Financial services leaders are aiming to become leaders in automation to ensure customer loyalty during and after the pandemic.
CRM giant Salesforce questioned 2,800 global leaders in insurance, retail banking and wealth management across Australia, Brazil, Canada, France, Germany, Ireland, Italy, Japan, the Netherlands, New Zealand, the Nordics, Spain and the UK, for its Trends in Financial Services report.
The report found that artificial intelligence and automation are helping to bridge the gap between customer expectations and what FSIs can offer.
According to 89 per cent of financial services leaders surveyed, the first companies to deploy autonomous finance will “gain significant competitive advantage”.
Rachid Molinary, senior vice president of digital strategy and innovation at Banco Popular, said autonomous finance was the “organic convergence of all the technology innovation we’ve been seeing over the years - from AI to unprecedented access to data”.
Forrester Research defines autonomous finance as algorithm-driven financial services that make decisions or take action on a customer’s behalf.
For retail banks, this could mean automating account transfers based on past behaviour.
Insurers, on the other hand, could automate manual resource-intensive claims processes.
The reported customer benefits of autonomous finance directly address experience shortfalls exacerbated by the pandemic.

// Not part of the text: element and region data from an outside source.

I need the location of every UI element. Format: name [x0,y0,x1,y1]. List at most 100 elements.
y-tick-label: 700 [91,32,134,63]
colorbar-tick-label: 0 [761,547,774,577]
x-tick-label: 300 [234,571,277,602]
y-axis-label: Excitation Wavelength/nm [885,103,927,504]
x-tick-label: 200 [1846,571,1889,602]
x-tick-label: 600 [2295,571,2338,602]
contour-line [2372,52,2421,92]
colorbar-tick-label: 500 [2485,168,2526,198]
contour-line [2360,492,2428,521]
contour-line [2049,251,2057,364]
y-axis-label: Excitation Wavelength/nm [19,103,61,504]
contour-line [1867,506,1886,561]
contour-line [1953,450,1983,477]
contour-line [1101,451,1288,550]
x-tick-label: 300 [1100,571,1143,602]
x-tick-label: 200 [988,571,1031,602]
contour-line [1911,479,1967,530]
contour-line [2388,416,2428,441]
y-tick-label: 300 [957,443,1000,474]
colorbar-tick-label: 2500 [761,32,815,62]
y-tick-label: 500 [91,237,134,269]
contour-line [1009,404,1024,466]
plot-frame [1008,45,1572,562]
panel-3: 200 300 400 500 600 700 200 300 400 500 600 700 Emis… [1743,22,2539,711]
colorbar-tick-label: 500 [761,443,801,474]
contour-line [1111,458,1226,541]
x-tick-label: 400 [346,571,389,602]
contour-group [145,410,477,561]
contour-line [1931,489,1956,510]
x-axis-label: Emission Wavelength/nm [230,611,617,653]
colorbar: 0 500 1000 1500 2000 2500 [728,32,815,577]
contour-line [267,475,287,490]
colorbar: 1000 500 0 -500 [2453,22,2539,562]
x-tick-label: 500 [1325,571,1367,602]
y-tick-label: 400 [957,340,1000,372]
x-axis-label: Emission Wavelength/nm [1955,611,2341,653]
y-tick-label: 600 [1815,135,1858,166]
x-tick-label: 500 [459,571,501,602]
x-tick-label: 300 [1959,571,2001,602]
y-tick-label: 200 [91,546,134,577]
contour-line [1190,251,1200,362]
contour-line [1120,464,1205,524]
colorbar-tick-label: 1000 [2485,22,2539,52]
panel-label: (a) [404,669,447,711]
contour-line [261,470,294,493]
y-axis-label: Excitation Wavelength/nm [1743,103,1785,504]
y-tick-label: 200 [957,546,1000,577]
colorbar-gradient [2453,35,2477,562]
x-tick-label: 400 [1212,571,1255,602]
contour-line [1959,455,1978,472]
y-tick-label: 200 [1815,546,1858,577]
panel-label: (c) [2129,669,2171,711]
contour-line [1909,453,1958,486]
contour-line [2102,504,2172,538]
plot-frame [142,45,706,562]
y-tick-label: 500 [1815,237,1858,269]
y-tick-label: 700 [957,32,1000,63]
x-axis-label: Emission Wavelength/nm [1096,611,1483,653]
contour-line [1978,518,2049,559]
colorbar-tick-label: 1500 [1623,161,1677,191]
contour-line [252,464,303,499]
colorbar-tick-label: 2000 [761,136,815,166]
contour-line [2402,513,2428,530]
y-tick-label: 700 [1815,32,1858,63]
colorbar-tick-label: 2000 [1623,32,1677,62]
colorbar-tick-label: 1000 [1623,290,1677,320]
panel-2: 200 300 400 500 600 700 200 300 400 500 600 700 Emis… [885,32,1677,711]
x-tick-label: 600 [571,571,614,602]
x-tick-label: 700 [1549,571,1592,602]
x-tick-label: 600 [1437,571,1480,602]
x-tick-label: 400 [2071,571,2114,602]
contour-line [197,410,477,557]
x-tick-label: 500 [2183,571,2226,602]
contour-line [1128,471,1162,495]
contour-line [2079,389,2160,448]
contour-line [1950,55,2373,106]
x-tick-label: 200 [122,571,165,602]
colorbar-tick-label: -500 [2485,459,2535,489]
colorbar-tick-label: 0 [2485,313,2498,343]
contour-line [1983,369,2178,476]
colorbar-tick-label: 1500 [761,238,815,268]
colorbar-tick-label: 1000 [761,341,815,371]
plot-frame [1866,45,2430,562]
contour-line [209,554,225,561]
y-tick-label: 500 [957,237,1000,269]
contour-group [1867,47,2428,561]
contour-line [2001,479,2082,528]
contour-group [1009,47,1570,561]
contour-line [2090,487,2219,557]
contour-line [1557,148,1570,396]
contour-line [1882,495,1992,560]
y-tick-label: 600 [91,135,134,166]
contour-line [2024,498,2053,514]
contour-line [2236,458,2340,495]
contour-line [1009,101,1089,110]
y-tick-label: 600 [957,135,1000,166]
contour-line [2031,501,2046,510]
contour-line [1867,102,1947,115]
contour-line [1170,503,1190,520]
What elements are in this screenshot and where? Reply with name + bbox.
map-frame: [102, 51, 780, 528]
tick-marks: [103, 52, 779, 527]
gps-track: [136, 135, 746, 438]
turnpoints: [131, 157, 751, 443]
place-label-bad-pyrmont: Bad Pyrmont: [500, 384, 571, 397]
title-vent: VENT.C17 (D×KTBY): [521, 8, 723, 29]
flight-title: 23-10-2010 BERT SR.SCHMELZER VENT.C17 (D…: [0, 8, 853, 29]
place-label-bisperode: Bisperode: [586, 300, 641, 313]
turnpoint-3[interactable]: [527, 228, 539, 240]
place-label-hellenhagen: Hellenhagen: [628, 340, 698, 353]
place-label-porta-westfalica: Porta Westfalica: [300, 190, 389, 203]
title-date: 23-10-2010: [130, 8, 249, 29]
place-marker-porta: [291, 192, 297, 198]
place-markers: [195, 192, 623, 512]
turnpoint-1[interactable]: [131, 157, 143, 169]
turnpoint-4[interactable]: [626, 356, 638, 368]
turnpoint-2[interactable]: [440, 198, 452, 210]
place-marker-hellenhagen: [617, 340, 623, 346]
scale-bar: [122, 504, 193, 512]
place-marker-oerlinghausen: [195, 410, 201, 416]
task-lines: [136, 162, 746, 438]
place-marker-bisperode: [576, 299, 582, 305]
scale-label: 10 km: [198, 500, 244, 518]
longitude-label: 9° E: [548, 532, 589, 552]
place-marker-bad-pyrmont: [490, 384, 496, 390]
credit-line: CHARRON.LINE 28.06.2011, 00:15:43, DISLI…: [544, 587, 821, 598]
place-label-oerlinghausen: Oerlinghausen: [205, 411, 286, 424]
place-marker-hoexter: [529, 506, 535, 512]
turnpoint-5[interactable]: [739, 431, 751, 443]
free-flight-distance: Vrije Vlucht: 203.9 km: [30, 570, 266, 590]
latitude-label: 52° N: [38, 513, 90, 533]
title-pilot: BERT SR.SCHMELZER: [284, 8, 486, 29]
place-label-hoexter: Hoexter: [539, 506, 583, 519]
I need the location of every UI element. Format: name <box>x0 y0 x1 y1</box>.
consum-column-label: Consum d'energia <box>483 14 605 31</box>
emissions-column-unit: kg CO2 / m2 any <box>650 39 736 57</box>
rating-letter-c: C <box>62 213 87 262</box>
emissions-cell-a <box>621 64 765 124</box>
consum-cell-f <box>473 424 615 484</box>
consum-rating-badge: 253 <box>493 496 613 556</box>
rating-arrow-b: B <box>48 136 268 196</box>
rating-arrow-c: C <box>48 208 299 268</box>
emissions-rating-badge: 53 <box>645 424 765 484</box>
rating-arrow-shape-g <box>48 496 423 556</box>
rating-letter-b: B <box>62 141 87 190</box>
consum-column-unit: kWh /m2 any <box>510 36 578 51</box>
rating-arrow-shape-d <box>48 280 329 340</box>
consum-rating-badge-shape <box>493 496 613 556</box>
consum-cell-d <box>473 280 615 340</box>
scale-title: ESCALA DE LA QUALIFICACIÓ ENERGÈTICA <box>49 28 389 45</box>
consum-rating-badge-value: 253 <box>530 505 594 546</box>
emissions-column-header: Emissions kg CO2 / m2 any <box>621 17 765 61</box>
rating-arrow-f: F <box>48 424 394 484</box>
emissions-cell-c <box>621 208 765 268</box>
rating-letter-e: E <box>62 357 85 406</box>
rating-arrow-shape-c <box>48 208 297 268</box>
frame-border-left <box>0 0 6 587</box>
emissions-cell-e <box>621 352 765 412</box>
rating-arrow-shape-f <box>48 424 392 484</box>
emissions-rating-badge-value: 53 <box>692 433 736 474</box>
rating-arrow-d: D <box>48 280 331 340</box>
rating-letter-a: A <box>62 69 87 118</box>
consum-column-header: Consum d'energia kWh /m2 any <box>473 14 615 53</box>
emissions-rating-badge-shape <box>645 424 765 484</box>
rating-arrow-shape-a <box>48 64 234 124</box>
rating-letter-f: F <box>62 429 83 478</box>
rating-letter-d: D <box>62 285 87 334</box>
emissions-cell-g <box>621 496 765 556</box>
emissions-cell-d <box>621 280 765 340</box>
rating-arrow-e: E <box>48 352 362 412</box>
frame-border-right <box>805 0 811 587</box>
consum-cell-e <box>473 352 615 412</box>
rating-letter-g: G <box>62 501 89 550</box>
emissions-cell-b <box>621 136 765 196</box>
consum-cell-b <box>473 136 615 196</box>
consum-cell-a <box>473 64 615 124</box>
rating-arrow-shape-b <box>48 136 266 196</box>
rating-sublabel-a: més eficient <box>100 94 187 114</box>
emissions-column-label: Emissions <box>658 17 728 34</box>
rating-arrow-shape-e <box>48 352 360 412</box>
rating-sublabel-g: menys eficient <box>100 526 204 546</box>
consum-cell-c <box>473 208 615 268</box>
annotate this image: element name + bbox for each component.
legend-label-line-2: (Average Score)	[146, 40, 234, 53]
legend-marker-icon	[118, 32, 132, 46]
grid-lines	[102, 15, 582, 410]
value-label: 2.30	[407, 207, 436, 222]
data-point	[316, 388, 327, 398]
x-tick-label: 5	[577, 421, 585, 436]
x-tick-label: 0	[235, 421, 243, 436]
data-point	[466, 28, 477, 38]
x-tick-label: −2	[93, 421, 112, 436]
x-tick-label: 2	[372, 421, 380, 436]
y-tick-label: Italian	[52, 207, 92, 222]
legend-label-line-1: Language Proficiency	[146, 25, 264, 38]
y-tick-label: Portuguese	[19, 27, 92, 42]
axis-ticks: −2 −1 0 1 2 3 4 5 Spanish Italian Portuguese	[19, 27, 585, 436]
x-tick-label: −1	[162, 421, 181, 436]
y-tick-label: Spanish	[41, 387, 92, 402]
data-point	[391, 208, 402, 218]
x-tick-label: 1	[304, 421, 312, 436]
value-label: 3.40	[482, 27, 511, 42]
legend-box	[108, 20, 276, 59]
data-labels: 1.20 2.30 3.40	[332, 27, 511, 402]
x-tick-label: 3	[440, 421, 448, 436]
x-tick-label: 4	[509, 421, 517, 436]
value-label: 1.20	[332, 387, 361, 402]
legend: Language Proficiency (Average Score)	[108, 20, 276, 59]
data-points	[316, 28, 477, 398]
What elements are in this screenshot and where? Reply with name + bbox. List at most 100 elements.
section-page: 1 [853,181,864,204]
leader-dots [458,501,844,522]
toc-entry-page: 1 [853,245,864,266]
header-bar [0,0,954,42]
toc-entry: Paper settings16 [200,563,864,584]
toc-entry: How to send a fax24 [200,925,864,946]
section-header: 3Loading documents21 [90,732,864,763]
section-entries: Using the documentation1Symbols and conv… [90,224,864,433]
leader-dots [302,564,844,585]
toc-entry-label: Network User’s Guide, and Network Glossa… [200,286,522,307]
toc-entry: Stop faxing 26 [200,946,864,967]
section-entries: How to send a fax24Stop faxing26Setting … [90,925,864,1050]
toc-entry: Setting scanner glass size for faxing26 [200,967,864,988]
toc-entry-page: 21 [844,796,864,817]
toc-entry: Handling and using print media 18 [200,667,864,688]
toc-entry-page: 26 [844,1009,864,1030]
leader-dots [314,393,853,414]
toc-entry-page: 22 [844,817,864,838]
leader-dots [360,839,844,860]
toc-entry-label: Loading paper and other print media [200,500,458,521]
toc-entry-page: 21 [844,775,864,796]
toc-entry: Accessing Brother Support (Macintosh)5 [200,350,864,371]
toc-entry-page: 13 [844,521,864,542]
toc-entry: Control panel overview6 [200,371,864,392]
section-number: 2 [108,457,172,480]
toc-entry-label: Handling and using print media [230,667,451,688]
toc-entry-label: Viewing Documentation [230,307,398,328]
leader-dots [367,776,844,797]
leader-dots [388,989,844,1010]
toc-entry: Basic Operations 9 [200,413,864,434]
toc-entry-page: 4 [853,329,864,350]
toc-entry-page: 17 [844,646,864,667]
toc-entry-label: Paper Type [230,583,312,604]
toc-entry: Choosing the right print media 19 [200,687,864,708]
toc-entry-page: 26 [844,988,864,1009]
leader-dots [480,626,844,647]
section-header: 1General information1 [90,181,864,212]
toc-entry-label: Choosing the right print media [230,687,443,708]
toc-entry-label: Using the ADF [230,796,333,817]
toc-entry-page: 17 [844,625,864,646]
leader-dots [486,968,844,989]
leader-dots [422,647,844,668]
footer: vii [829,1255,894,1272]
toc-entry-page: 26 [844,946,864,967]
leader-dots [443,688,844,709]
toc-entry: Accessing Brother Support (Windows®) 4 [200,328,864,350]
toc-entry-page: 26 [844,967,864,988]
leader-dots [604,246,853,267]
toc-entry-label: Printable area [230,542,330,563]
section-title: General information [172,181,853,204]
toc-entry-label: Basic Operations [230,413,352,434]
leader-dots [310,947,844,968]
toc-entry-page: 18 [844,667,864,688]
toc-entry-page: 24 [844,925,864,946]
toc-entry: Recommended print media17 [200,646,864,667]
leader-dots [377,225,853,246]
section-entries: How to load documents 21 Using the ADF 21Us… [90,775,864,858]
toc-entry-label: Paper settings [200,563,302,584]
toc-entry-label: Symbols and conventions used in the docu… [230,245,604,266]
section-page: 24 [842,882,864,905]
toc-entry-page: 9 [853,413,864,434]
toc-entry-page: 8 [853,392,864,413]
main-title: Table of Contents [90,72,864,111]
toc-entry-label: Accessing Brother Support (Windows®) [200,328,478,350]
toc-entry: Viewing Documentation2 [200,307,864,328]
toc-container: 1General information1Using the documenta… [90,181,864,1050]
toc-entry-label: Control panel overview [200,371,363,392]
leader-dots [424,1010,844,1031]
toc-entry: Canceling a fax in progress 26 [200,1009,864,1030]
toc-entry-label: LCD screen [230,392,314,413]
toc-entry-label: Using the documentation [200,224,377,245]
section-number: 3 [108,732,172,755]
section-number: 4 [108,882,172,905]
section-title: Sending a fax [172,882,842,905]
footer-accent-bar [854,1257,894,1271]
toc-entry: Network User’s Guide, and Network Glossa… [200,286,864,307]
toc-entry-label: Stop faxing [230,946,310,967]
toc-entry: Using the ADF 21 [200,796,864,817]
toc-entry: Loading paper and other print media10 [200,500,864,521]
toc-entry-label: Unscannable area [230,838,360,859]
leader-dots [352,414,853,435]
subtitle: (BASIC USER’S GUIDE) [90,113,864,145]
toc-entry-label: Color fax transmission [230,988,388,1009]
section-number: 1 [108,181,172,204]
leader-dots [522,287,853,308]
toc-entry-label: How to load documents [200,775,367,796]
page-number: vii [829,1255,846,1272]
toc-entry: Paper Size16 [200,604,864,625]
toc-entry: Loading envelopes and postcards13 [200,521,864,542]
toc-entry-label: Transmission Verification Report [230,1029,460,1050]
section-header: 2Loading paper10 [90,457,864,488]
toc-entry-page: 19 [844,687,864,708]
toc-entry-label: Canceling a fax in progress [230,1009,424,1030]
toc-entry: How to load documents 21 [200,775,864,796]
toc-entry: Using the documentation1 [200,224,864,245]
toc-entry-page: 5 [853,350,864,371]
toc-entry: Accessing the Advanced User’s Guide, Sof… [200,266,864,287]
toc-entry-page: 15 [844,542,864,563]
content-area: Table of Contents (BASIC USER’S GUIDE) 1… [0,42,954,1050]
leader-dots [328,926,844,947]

Six-in-ten FSIs consider better personalisation a top benefit of implementing the new capability.
In addition to personalisation, autonomous finance aims to cut through complexity to produce improved outcomes at scale.
In times of economic uncertainty, said the report, solutions to simplify financial decisions – like automated micro-savings tools – could be a plus for consumers looking to passively increase their savings.
Salesforce said: “While today’s top use cases focus on maximising process efficiencies, the next generation have the potential to unlock entirely new value streams. Autonomous finance usage will shift from operational improvements to net-new customer applications as usage matures.”
It said: “In the future, insurance companies could introduce entirely new value propositions like modularising policies or insuring new risk categories. Retail banks, for instance, could automatically select and allocate funds for higher education savings accounts for new parents.”